Additionally, the horse is often one element in an overall composition that is intended to illustrate a personal deed or historical event. The warrior and his horse were so conceptually integrated that it made no sense to show one without the other. These images, with identifiable personal details, show not the horse as spiritual power and potential, or abstract potential in warfare and buffalo hunting, but as a specific and identifiable individual and his mount. In one sense the horse is illustrated as just another accessory possessed by the warrior, like his shield and weapons, but in another sense the horse is presented as a specific, identifiable individual. In some instances context is also indicated. Village scenes are indicated by the presence of triangles that represent tipis. This mode of representation can be classified as narrative. 

Paiute, horse in a barn, Fremont Indian State Park, Utah. Photograph Peter Faris, 2001.

The Narrative Mode corresponds to the ethnographically documented Plains Tradition of 'war record' imagery found on painted bison robes and shirts (Klassen 1998:45). This aspect of the horse is reinforced by the presence in some later representations of a brand on the flank of the horse. The brand is not only an identifiable personal detail of a specific and identifiable animal, but it is also representative of the Plains Tradition of 'war record' imagery since a horse with a brand must have originated with a white man, and was probably acquired by capture in a raid or other deed of war (Faris 2001:8).
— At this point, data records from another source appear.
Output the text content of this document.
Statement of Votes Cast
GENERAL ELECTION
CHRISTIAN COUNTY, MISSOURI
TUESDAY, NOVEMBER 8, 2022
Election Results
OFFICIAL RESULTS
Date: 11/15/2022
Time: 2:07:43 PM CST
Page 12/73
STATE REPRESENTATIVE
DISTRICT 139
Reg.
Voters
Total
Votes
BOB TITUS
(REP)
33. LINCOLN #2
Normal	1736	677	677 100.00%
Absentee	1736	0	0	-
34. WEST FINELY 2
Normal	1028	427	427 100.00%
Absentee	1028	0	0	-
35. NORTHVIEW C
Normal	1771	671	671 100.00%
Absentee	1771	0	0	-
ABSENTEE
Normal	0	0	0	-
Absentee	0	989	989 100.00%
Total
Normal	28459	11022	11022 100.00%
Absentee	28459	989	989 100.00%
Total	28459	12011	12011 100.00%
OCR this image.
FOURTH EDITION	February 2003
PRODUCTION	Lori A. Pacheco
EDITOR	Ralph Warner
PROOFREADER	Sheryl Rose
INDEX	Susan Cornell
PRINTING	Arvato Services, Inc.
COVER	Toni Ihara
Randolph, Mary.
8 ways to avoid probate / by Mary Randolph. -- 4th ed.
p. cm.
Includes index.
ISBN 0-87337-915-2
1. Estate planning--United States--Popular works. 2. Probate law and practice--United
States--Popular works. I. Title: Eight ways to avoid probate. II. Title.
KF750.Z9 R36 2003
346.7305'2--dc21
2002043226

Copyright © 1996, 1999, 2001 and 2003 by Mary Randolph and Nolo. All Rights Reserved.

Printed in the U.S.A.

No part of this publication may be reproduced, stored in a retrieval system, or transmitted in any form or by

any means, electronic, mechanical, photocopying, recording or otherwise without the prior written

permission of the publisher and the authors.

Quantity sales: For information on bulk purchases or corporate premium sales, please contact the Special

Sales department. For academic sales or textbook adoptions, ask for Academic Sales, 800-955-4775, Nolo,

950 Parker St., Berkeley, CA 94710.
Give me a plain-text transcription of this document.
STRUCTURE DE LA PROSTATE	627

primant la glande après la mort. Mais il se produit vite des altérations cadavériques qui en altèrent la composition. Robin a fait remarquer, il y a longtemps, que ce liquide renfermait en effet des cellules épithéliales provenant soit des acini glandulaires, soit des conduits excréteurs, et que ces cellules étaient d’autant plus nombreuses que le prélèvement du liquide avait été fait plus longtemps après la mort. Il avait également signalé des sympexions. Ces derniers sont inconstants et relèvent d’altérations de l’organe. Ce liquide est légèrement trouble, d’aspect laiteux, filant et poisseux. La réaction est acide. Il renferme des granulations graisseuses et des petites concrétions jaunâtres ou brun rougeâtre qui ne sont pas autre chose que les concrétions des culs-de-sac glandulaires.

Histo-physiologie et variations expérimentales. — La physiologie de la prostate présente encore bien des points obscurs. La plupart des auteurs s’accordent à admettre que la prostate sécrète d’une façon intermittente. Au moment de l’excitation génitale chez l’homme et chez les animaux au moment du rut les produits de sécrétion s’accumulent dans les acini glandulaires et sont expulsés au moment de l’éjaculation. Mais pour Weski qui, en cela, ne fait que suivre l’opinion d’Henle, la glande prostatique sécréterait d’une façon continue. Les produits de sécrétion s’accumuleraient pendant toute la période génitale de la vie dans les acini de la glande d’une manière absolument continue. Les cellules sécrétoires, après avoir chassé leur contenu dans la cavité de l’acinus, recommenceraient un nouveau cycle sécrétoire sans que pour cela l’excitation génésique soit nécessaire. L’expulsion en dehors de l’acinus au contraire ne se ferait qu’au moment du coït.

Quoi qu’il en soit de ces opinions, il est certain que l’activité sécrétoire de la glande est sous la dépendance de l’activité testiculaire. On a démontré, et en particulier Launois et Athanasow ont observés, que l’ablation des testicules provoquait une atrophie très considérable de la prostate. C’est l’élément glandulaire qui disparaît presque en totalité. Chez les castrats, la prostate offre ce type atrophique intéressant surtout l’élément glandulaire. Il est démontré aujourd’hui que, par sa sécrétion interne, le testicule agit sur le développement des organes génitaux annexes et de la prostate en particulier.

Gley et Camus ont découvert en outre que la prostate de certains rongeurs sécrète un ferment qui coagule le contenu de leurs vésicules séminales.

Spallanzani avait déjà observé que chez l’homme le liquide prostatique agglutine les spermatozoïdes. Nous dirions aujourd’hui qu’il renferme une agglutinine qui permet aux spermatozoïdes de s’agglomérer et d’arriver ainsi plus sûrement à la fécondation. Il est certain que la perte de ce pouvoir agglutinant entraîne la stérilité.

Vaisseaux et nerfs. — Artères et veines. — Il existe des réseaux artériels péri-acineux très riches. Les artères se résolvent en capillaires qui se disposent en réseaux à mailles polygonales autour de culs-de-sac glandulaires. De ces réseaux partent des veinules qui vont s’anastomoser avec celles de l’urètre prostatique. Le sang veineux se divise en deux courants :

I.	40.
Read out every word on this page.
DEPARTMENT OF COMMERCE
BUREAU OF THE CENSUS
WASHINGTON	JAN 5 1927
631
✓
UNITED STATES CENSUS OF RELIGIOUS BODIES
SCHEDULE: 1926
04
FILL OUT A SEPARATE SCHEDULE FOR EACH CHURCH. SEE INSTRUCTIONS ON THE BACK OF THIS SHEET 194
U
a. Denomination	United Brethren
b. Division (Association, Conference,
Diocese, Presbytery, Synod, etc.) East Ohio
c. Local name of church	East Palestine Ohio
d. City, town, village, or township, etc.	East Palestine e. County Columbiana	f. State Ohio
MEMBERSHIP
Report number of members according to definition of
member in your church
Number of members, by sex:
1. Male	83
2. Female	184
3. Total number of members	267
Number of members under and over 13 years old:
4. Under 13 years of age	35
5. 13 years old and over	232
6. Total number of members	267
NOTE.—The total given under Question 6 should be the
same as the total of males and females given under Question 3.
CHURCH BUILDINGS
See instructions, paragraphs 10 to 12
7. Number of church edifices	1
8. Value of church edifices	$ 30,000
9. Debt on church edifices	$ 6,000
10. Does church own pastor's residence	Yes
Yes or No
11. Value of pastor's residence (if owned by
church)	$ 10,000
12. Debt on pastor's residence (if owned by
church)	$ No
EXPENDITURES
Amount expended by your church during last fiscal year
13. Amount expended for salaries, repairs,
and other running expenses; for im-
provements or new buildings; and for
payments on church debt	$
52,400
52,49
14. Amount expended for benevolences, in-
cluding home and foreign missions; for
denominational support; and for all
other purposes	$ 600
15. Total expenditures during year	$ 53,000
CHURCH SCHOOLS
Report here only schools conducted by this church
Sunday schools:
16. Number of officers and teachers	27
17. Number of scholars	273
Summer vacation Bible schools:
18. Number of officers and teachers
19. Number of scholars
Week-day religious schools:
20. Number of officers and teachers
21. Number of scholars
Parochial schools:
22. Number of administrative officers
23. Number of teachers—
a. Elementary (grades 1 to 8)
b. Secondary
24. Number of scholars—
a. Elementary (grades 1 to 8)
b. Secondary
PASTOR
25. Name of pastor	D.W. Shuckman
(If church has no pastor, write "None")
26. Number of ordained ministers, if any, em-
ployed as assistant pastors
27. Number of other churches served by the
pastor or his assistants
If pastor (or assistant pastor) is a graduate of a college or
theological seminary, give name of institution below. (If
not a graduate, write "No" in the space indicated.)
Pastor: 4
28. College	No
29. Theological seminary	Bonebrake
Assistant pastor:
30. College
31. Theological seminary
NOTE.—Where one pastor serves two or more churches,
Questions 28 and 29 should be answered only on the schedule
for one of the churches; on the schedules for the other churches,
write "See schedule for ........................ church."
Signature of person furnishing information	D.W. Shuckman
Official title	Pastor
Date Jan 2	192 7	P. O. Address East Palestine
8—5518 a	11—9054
Ute Raid Panel, Canyon del Muerto, Arizona. Photograph Peter Faris, 1997.

Iconic and Narrative portrayals are well documented in representational images on items of material culture including bison robes, shields, tipis, and clothing. Their presence in rock art has been documented by Keyser (1987, 1977) and others. Klassen (1998:44) associated the narrative mode with Keyser's Ceremonial Style. Both of these styles and thus both of these modes of portrayal, can be found in rock art, and provide analytical tools to apply in deciphering its content and clues to the society that produced it (this type of analysis can also be applied to other subjects found in rock art - for instance the gun). (Faris 2001:9)

REFERENCES:

Faris, Peter K., 2001, Horse Petroglyphs as Indicators of Cultural Transformation, pages 1-13, in Southwestern Lore, Winter 2001, Vol. 67, No. 4, Colorado Archaeological Society, Denver.

Keyser, James D., 1987, A Lexicon for Historic Plains Indian Rock Art: Increasing Interpretive Potential, in Plains Anthropologist, 32(115): 43-71.

Keyser, James D., 1977, Writing-On-Stone: Rock Art on the Northwestern Plains, in Canadian Journal of Archaeology-1, pp. 15-80.

Klassen, Michael A., 1998, Icon and Narrative in transition: contact-period rock art at Writing-On-Stone, Southwestern Alberta, Canada. In The Archaeology of Rock Art, edited by Christopher Chippindale and Paul S. Taçon, pp. 42-72, Cambridge University Press.